The move has been described by UMPG as “the most significant music publishing agreement this century and one of the most important of all time”. Here, Paul Sampson (pictured), CEO of Lickd - which provides video creators with access to licensed music - ponders the ramifications of a deal that has got the whole world talking...

The acquisition of the Bob Dylan publishing catalogue is a really interesting move. And whilst the move they’ve made in acquiring the rights to an evergreen, legacy catalogue is not an entirely new practice, the valuation of such catalogues is. $300m is an eyewatering number at first glance but it is clear that UMG see a real return to be had in the mid to long term.

Including the writer’s share in the deal is a relatively new move for a major publisher and one to keep an eye on, as this practice will become more and more prevalent in legacy catalogue acquisitions going forwards - but will also help the publisher recoup on its investment quicker.

In the last couple of years, we’ve begun to see a shift to this sort of activity as game-changers like Hipgnosis and Tailwind have acquired high performing catalogue at pace with one eye on the stock market rather than just short to mid-term incremental revenue. What Hipgnosis has done really successfully is highlight the under-valuation of copyright by the music industry itself and convince Wall Street to bet on that upside with them.

It is notable to see a major publisher acting in a similar manner, but not entirely unexpected in the context of a rumoured IPO for UMG in 2022. With that in mind, we should expect to see more of this sort of activity from UMG and, more than likely, the other Major Labels and Publishers also in the short term.

We are now seeing more and more innovative practices coming from the established music industry as it seeks to continue its evolution in the digital age

Paul Sampson, Lickd

The trick for UMG/UMPG, however, will be in being able to exploit the catalogue to its fullest with an agile team looking for the newest revenue opportunities, revenue drivers and marketing channels - something a challenger brand like Hipgnosis will be entirely focused on but has proven trickier for the behemoths to adapt to quickly, historically.

However, despite criticism of the old-school music industry infrastructure's allegedly outdated ways of working and speculation that parts of it will become obsolete, we are now seeing more and more innovative practices coming from the established music industry as it seeks to continue its evolution in the digital age. For example, both Sony and Warner have made great strides over the last few months to deliver virtual concerts to fans through their partnerships with Roblox and Fortnite.

‘Monetising Fandom’ is more and more of a focus for the industry at large but to really maximise that opportunity, they will be looking first to try and expand the breadth of that fandom.

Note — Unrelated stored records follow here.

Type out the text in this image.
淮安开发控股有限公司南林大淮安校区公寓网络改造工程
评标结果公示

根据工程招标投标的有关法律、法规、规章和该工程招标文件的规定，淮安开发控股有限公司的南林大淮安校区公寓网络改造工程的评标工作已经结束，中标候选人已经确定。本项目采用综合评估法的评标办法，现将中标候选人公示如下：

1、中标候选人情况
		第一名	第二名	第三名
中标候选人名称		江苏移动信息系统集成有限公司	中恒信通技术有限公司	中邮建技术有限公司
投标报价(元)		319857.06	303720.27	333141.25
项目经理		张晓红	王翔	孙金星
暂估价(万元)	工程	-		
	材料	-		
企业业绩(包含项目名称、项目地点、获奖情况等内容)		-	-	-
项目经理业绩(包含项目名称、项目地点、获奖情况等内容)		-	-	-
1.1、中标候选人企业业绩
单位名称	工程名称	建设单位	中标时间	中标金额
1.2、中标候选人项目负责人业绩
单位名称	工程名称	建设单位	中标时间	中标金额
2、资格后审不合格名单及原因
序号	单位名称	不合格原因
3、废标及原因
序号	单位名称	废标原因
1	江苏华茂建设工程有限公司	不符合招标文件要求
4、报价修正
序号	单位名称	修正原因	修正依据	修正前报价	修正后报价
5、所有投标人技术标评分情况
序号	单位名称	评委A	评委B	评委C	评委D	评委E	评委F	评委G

Just look at what has happened to the Fleetwood Mac catalogue amongst Gen Z and Millennials because of a recent trend on TikTok. UMG will be looking to find ways to bring a new, younger fan base to what is undoubtedly a diamond of a catalogue. 

Over the next few years, there will be more and more opportunity for rights holders to attempt to monetise fandom with new revenue opportunities like Lickd - maximising the UGC opportunity for them - but also on existing streaming platforms in the west as they try and mirror the success of Eastern streaming platforms that have optimised merchandise sales, patronage and other pro-active revenue and engagement than the somewhat passive ‘listen only’ experience provided today.

If all of that is done right, Bob's $300m will end up looking like a steal in a decade’s time.